Dawn, as a non-native, sought the guidance of a cultural mentor - a role filled by Rob Goslin. Rob helped Dawn integrate into the community and more deeply understand the community's values and "way of being". Because of the trusting relationship with Rob and the Red Cliff Early Childhood Center administrative staff, Dawn became someone tribal families felt comfortable working with. It was the establishment of these relationships that allowed the Young Wings program to be effective.

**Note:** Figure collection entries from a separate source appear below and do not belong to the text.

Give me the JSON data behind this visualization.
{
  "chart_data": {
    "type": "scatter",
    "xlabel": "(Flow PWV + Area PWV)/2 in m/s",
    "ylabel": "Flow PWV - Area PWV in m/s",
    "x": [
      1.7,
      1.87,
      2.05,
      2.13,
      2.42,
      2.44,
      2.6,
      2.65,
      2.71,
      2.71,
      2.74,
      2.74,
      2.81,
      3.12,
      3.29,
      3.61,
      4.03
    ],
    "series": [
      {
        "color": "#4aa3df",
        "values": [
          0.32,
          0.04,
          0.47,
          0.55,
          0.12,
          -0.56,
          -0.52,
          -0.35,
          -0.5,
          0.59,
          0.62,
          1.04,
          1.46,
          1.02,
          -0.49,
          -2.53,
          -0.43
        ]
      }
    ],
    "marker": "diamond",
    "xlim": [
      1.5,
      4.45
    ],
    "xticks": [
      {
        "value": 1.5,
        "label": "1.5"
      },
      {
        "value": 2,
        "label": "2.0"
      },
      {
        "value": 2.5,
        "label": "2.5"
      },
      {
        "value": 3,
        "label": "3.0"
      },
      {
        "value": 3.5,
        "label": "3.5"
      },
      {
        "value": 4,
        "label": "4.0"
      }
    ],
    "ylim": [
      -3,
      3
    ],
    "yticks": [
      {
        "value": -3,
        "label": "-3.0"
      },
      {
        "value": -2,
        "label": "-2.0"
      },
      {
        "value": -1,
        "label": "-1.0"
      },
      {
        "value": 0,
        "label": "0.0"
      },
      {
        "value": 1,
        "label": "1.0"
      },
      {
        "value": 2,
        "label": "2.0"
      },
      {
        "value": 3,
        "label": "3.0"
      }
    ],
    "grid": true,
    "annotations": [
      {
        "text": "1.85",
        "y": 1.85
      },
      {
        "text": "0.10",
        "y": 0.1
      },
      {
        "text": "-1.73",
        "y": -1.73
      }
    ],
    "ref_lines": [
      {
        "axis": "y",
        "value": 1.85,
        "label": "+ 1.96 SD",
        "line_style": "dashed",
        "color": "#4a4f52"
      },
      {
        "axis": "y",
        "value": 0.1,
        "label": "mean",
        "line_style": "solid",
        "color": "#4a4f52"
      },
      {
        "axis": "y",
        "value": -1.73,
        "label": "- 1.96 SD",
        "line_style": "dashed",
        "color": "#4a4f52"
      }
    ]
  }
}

Dawn and Rob offer the following advice for those seeking to map a course for cultural competence:

  • Research the history of the culture. Seek to understand, within the framework of that history, the ongoing dynamics with the mainstream society.
  • Take care not to make assumptions. Look to find the cultural and spiritual strengths of the community.
  • Form relationships with key members of the cultural group - individuals who can lead you through the learning process and provide ongoing consultation.
  • Seek ways to participate with the community during both celebrations and tragedies.
  • Be willing to feel awkward, to not be the 'expert', to be a student. Come with a sense of humility and a true desire to learn and understand.

To paraphrase Rob and Dawn:
You can learn to be culturally sensitive but that alone will not solve the existent problems. You need to blend proven prevention/intervention models into the cultural fabric - in essence, weave a new kind of fabric, one where the warp is made of traditional values and teachings and the weft is made of "western" knowledge and understanding.